9.4.1945 - US soldiers liberate the Stukenbrock camp

Tilevich came to a work detachment in the moor and made two attempts to escape. He was then formally released from captivity and taken over by the Gestapo, which handed him over to the SS. In Sachsenhausen concentration camp he was part of the international camp committee and prepared for self-liberation. In the search report from the Gestapo after his escape it had said: "Jewish type". It's a miracle he survived.

What wish do the prisoners have of Germany today?

You have a split relationship with Germany and your own home country. A Russian historian wrote that "in the end you were the victims of two dictatorships". They are grateful if one is interested in their fate and also in gestures such as that of the Berlin association "Contacts", which paid survivors 300 euros from donations. Many need the money.

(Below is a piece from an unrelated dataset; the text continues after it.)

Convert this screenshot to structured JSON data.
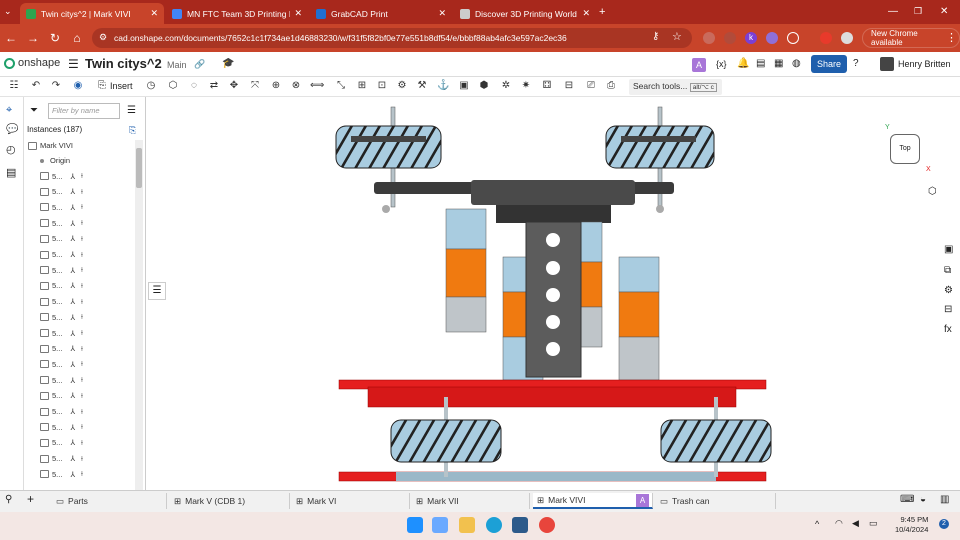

It is estimated that there are still around 2,000 survivors: very old, often sick, many with a small pension from which they can barely afford the medication they need.

In Germany, people argue about compensation payments. Prisoners of war are not normally entitled to this - how do you see that in the case of Soviet prisoners of war?

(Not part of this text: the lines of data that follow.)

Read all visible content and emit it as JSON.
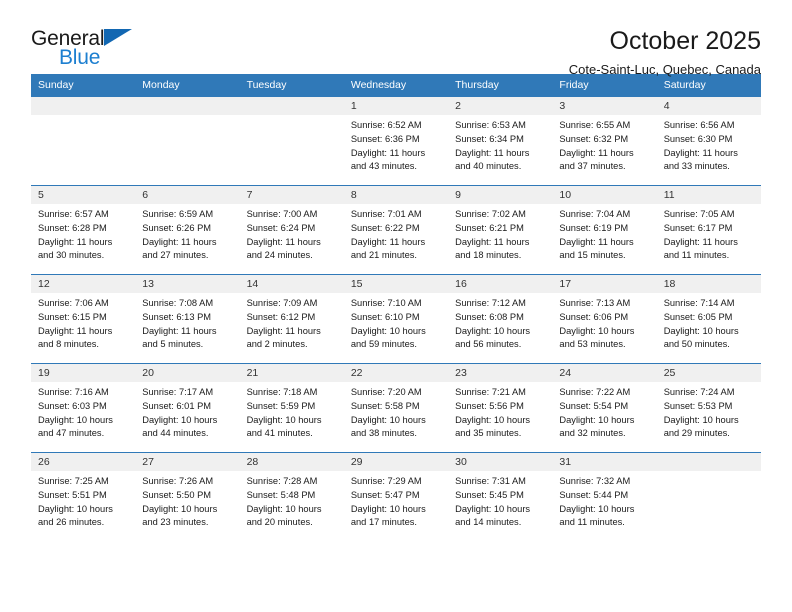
{
  "logo": {
    "line1": "General",
    "line2": "Blue",
    "triangle_color": "#1267b2",
    "blue_color": "#1d7fd0"
  },
  "header": {
    "title": "October 2025",
    "location": "Cote-Saint-Luc, Quebec, Canada"
  },
  "theme": {
    "header_blue": "#3079b8",
    "daynum_bg": "#f0f0f0"
  },
  "weekdays": [
    "Sunday",
    "Monday",
    "Tuesday",
    "Wednesday",
    "Thursday",
    "Friday",
    "Saturday"
  ],
  "labels": {
    "sunrise": "Sunrise:",
    "sunset": "Sunset:",
    "daylight": "Daylight:"
  },
  "weeks": [
    [
      {
        "day": "",
        "empty": true
      },
      {
        "day": "",
        "empty": true
      },
      {
        "day": "",
        "empty": true
      },
      {
        "day": "1",
        "sunrise": "Sunrise: 6:52 AM",
        "sunset": "Sunset: 6:36 PM",
        "daylight": "Daylight: 11 hours and 43 minutes."
      },
      {
        "day": "2",
        "sunrise": "Sunrise: 6:53 AM",
        "sunset": "Sunset: 6:34 PM",
        "daylight": "Daylight: 11 hours and 40 minutes."
      },
      {
        "day": "3",
        "sunrise": "Sunrise: 6:55 AM",
        "sunset": "Sunset: 6:32 PM",
        "daylight": "Daylight: 11 hours and 37 minutes."
      },
      {
        "day": "4",
        "sunrise": "Sunrise: 6:56 AM",
        "sunset": "Sunset: 6:30 PM",
        "daylight": "Daylight: 11 hours and 33 minutes."
      }
    ],
    [
      {
        "day": "5",
        "sunrise": "Sunrise: 6:57 AM",
        "sunset": "Sunset: 6:28 PM",
        "daylight": "Daylight: 11 hours and 30 minutes."
      },
      {
        "day": "6",
        "sunrise": "Sunrise: 6:59 AM",
        "sunset": "Sunset: 6:26 PM",
        "daylight": "Daylight: 11 hours and 27 minutes."
      },
      {
        "day": "7",
        "sunrise": "Sunrise: 7:00 AM",
        "sunset": "Sunset: 6:24 PM",
        "daylight": "Daylight: 11 hours and 24 minutes."
      },
      {
        "day": "8",
        "sunrise": "Sunrise: 7:01 AM",
        "sunset": "Sunset: 6:22 PM",
        "daylight": "Daylight: 11 hours and 21 minutes."
      },
      {
        "day": "9",
        "sunrise": "Sunrise: 7:02 AM",
        "sunset": "Sunset: 6:21 PM",
        "daylight": "Daylight: 11 hours and 18 minutes."
      },
      {
        "day": "10",
        "sunrise": "Sunrise: 7:04 AM",
        "sunset": "Sunset: 6:19 PM",
        "daylight": "Daylight: 11 hours and 15 minutes."
      },
      {
        "day": "11",
        "sunrise": "Sunrise: 7:05 AM",
        "sunset": "Sunset: 6:17 PM",
        "daylight": "Daylight: 11 hours and 11 minutes."
      }
    ],
    [
      {
        "day": "12",
        "sunrise": "Sunrise: 7:06 AM",
        "sunset": "Sunset: 6:15 PM",
        "daylight": "Daylight: 11 hours and 8 minutes."
      },
      {
        "day": "13",
        "sunrise": "Sunrise: 7:08 AM",
        "sunset": "Sunset: 6:13 PM",
        "daylight": "Daylight: 11 hours and 5 minutes."
      },
      {
        "day": "14",
        "sunrise": "Sunrise: 7:09 AM",
        "sunset": "Sunset: 6:12 PM",
        "daylight": "Daylight: 11 hours and 2 minutes."
      },
      {
        "day": "15",
        "sunrise": "Sunrise: 7:10 AM",
        "sunset": "Sunset: 6:10 PM",
        "daylight": "Daylight: 10 hours and 59 minutes."
      },
      {
        "day": "16",
        "sunrise": "Sunrise: 7:12 AM",
        "sunset": "Sunset: 6:08 PM",
        "daylight": "Daylight: 10 hours and 56 minutes."
      },
      {
        "day": "17",
        "sunrise": "Sunrise: 7:13 AM",
        "sunset": "Sunset: 6:06 PM",
        "daylight": "Daylight: 10 hours and 53 minutes."
      },
      {
        "day": "18",
        "sunrise": "Sunrise: 7:14 AM",
        "sunset": "Sunset: 6:05 PM",
        "daylight": "Daylight: 10 hours and 50 minutes."
      }
    ],
    [
      {
        "day": "19",
        "sunrise": "Sunrise: 7:16 AM",
        "sunset": "Sunset: 6:03 PM",
        "daylight": "Daylight: 10 hours and 47 minutes."
      },
      {
        "day": "20",
        "sunrise": "Sunrise: 7:17 AM",
        "sunset": "Sunset: 6:01 PM",
        "daylight": "Daylight: 10 hours and 44 minutes."
      },
      {
        "day": "21",
        "sunrise": "Sunrise: 7:18 AM",
        "sunset": "Sunset: 5:59 PM",
        "daylight": "Daylight: 10 hours and 41 minutes."
      },
      {
        "day": "22",
        "sunrise": "Sunrise: 7:20 AM",
        "sunset": "Sunset: 5:58 PM",
        "daylight": "Daylight: 10 hours and 38 minutes."
      },
      {
        "day": "23",
        "sunrise": "Sunrise: 7:21 AM",
        "sunset": "Sunset: 5:56 PM",
        "daylight": "Daylight: 10 hours and 35 minutes."
      },
      {
        "day": "24",
        "sunrise": "Sunrise: 7:22 AM",
        "sunset": "Sunset: 5:54 PM",
        "daylight": "Daylight: 10 hours and 32 minutes."
      },
      {
        "day": "25",
        "sunrise": "Sunrise: 7:24 AM",
        "sunset": "Sunset: 5:53 PM",
        "daylight": "Daylight: 10 hours and 29 minutes."
      }
    ],
    [
      {
        "day": "26",
        "sunrise": "Sunrise: 7:25 AM",
        "sunset": "Sunset: 5:51 PM",
        "daylight": "Daylight: 10 hours and 26 minutes."
      },
      {
        "day": "27",
        "sunrise": "Sunrise: 7:26 AM",
        "sunset": "Sunset: 5:50 PM",
        "daylight": "Daylight: 10 hours and 23 minutes."
      },
      {
        "day": "28",
        "sunrise": "Sunrise: 7:28 AM",
        "sunset": "Sunset: 5:48 PM",
        "daylight": "Daylight: 10 hours and 20 minutes."
      },
      {
        "day": "29",
        "sunrise": "Sunrise: 7:29 AM",
        "sunset": "Sunset: 5:47 PM",
        "daylight": "Daylight: 10 hours and 17 minutes."
      },
      {
        "day": "30",
        "sunrise": "Sunrise: 7:31 AM",
        "sunset": "Sunset: 5:45 PM",
        "daylight": "Daylight: 10 hours and 14 minutes."
      },
      {
        "day": "31",
        "sunrise": "Sunrise: 7:32 AM",
        "sunset": "Sunset: 5:44 PM",
        "daylight": "Daylight: 10 hours and 11 minutes."
      },
      {
        "day": "",
        "empty": true
      }
    ]
  ]
}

According to the Geneva Convention, prisoners of war should have been cared for in the same way as German soldiers. This deliberately did not happen to Soviet prisoners of war. Fearing further demands, the German side categorically refused to pay compensation to prisoners of war. This is a legal dilemma and also an ethical and moral one. Recognition outside of the formal term "compensation" would be desirable. The opposition parties Left and Greens point out that the Soviet prisoners of war are victims of the Nazi state. For me as a historian this is obvious. There is now enough evidence for these Nazi crimes against Soviet prisoners of war. The prisoners of war would like the German side to publicly acknowledge this. Federal President Gauck has stated the crimes, but the Bundestag is still missing a position.

The historian Rolf Keller has been researching the subject of "Soviet prisoners of war" for over 25 years. He worked on a German-Russian research project that evaluated the German prisoner files that were brought to Moscow in 1945. As the head of memorial funding in Lower Saxony, he also has contact with survivors.

The interview was conducted by Andrea Grunau.